According to its 2017 ALICE report, a family of four in Hawaii would need a household income of just over $72,000 to cover basic living expenses, like housing, food and transportation. At the time, there were 116,205 families with children in Hawaii and 48.5% of them had income below the ALICE threshold.

The 2020 update released on Thursday shows starker numbers. Working with the Hawaii Data Collaborative, the Aloha United Way sought to estimate the potential impact in the near and longer term to help guide the state’s recovery plan.

The data collaborative’s modeling estimates that, without government stepping in to help, economic shock that resulted from actions to mitigate the spread of COVID-19 increased the percent of ALICE and below households to 59% from 42% pre-COVID-19. That represents an additional 78,000 vulnerable households on top of the 190,390 that were already struggling.

The report noted state unemployment benefits and CARES Act funds “are keeping most of these households afloat for now.” But it said by the end of 2020, “Hawaii could see 35,000 or more additional households (225,000 total) in an ALICE or below situation.”

The UHERO report looked specifically at what all of this means for housing and implications for renters with incomes around the ALICE level. UHERO concludes that things will get very bad for people when the extra $600 per week runs out in the second half of 2020.

“Thousands of renters will then likely face unsustainable housing burdens,” writes the lead author, Philip Garboden, a UH housing specialist, in the report titled “Estimating the Need for Rental Assistance in Hawaii.”

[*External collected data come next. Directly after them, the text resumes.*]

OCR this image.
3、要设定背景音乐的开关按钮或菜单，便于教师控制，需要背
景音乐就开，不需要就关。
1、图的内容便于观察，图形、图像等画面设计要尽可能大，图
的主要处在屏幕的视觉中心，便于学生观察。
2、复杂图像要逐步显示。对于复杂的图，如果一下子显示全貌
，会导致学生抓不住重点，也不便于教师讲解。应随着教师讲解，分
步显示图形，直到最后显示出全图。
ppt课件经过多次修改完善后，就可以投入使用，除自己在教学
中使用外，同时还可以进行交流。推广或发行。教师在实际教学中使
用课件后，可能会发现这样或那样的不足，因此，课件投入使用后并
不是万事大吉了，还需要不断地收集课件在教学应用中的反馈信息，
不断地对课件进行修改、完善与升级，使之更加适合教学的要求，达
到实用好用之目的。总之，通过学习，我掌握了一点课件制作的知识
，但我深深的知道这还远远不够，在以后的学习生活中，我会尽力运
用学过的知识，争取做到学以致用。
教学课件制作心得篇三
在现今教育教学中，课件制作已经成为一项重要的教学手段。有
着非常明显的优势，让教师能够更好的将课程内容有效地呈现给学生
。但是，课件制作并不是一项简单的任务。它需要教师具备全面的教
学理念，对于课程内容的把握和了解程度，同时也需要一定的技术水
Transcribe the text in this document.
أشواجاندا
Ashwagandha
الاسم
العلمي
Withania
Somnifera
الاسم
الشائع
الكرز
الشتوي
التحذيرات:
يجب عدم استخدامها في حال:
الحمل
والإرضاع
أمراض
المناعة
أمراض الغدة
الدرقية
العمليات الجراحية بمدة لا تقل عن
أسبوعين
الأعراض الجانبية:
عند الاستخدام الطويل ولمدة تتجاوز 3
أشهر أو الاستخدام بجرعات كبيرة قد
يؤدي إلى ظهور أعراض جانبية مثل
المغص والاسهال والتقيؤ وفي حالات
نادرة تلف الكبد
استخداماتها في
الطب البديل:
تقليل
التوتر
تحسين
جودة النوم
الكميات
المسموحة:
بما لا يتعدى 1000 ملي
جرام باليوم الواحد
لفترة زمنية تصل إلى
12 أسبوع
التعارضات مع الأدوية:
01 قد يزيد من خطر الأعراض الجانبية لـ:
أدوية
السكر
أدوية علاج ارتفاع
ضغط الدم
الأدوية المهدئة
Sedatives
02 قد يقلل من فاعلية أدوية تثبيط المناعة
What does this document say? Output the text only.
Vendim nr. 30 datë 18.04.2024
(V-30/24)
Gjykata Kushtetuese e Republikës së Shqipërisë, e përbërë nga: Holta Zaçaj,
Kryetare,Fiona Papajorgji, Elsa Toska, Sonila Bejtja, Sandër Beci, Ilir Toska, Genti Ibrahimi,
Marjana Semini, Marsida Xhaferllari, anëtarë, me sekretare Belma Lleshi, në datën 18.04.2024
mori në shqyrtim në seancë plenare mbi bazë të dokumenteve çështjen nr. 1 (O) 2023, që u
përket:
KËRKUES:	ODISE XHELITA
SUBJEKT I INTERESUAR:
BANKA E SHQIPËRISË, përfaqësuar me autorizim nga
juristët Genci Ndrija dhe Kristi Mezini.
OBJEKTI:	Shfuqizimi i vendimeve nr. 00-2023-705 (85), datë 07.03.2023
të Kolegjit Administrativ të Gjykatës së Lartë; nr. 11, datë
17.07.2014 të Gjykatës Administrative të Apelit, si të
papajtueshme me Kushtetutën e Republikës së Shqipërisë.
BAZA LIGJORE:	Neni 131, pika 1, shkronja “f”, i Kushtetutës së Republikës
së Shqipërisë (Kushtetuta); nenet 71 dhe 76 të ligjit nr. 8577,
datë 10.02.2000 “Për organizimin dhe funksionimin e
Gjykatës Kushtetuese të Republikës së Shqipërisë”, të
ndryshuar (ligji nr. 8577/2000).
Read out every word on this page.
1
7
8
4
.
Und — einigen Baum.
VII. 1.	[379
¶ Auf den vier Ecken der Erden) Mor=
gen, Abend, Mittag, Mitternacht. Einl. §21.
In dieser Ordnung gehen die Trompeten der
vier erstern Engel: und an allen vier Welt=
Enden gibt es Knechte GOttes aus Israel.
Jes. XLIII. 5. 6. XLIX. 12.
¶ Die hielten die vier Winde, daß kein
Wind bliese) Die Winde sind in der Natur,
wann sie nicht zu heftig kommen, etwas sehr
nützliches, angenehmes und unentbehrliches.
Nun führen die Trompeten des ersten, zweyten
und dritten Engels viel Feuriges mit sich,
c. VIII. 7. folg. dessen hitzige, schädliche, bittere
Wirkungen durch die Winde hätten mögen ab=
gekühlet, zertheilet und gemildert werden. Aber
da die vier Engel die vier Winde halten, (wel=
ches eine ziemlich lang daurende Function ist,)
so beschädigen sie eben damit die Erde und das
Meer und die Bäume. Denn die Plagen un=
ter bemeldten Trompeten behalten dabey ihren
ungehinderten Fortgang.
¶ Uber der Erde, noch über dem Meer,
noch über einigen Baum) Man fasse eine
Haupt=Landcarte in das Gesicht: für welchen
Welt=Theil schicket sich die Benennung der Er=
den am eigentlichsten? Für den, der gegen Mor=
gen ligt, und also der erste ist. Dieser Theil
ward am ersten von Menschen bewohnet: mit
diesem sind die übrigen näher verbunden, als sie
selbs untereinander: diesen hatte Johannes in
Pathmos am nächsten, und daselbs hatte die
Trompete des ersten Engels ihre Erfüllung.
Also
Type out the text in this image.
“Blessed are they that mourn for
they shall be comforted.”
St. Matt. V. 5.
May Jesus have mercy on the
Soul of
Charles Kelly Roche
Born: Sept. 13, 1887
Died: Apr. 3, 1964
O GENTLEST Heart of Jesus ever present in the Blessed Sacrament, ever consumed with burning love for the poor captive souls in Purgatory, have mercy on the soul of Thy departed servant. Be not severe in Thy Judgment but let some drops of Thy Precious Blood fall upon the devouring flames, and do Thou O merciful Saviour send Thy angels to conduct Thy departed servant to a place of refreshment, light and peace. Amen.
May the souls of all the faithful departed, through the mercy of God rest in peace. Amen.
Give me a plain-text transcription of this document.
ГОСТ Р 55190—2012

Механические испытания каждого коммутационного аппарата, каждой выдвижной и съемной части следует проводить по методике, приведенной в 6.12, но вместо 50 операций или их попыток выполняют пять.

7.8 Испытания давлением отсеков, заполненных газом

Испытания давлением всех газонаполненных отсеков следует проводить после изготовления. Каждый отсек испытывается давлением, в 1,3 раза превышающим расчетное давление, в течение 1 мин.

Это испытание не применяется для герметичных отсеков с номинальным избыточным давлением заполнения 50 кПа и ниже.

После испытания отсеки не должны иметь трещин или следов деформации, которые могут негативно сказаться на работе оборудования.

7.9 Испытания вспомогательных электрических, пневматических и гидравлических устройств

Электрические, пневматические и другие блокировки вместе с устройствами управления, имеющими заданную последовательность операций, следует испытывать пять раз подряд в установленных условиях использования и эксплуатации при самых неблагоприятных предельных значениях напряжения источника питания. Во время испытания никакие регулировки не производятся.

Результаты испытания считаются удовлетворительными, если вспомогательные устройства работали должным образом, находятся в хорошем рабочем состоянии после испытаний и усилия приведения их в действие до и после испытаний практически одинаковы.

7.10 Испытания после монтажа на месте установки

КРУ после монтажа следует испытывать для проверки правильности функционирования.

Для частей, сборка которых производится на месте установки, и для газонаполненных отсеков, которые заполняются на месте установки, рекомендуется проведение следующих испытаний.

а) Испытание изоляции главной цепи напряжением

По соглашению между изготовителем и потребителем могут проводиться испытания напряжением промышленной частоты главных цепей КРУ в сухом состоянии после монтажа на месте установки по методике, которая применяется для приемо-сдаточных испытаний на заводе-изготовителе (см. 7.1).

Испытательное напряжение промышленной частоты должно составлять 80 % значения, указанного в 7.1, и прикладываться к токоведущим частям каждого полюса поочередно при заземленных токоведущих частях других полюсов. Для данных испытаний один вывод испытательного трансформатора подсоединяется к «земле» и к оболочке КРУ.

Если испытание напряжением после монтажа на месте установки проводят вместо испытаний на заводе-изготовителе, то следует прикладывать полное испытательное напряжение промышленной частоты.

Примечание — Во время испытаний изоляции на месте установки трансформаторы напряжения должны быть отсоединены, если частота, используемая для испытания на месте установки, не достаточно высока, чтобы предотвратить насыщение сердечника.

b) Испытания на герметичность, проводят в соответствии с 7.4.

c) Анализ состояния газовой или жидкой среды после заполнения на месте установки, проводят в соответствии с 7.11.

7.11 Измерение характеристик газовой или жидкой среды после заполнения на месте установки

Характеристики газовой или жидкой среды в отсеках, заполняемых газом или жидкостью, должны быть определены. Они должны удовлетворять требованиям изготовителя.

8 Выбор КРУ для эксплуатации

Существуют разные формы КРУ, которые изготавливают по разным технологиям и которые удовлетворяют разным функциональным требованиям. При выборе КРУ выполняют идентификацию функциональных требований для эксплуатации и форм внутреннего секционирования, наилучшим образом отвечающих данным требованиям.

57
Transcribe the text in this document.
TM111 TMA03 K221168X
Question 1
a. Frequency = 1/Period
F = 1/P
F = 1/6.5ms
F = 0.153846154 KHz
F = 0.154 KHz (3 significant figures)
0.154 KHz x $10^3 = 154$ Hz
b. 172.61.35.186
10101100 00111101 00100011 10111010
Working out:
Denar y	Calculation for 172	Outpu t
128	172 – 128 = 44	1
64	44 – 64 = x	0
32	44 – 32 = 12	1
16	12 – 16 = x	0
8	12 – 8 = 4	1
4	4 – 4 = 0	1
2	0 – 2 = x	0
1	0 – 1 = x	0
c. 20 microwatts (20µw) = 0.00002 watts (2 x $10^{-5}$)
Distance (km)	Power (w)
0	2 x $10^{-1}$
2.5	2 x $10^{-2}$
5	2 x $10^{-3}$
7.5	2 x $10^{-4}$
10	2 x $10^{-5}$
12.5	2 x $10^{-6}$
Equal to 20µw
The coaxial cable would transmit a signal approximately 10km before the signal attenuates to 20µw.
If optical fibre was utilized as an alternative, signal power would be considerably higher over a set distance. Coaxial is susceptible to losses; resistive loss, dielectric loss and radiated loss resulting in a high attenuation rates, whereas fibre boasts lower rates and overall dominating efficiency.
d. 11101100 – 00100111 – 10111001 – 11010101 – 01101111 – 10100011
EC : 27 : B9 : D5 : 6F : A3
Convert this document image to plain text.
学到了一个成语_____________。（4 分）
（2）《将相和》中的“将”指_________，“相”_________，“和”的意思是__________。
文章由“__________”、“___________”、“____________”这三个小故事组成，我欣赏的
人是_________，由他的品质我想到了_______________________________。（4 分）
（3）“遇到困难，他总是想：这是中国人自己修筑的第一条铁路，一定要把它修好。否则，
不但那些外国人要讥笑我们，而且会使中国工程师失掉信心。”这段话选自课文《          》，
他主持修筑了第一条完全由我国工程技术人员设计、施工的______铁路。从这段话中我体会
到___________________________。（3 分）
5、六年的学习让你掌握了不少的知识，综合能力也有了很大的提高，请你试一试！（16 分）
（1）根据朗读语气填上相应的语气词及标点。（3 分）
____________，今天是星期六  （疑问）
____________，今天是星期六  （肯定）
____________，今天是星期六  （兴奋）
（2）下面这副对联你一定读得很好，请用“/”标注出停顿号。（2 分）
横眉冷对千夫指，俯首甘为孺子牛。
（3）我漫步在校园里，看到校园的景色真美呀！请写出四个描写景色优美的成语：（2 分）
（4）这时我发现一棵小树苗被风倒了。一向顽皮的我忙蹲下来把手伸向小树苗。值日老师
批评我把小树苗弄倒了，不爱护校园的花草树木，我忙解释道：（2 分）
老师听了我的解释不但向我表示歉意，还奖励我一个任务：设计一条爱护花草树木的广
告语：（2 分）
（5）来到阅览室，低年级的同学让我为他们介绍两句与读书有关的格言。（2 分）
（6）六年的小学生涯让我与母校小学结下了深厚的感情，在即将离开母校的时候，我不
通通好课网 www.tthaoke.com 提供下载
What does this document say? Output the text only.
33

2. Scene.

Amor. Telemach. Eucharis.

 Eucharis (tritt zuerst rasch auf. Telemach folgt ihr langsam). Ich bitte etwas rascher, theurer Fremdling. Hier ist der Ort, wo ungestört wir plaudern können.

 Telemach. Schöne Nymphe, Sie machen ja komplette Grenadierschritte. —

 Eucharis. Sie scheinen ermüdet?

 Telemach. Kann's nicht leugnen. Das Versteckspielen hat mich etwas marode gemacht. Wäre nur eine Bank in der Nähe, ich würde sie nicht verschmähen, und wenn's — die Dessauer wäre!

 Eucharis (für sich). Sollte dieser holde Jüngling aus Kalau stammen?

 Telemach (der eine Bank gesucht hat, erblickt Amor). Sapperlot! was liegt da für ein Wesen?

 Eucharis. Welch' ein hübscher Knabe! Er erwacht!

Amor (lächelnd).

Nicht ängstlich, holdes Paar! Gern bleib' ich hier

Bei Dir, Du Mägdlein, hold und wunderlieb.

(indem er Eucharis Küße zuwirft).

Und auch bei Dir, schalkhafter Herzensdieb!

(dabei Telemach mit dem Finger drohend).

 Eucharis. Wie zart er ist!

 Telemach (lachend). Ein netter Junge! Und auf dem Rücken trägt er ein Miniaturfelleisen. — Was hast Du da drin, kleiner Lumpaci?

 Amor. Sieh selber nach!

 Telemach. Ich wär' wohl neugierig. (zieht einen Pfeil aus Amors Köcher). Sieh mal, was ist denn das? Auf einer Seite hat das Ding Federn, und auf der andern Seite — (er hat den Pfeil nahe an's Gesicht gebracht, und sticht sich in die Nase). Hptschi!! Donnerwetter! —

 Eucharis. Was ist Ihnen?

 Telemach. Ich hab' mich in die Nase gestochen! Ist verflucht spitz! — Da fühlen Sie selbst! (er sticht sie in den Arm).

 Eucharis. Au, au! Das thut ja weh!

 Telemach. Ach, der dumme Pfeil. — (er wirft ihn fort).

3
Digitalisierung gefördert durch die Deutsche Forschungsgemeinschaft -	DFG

“Renters in Hawaii are at significant risk due to the economic downturn,” the paper continues. “Roughly 40% of all households in Hawaii rent their homes. They have significantly lower income than homeowners, with a median household income of $57,000 compared with $100,000 for homeowners. Their housing tenure is by nature less secure and their assets more limited.”

Meanwhile, Ige has not announced any plan to open up the state for tourism and his administration’s officials have declined to share any broader recovery plan.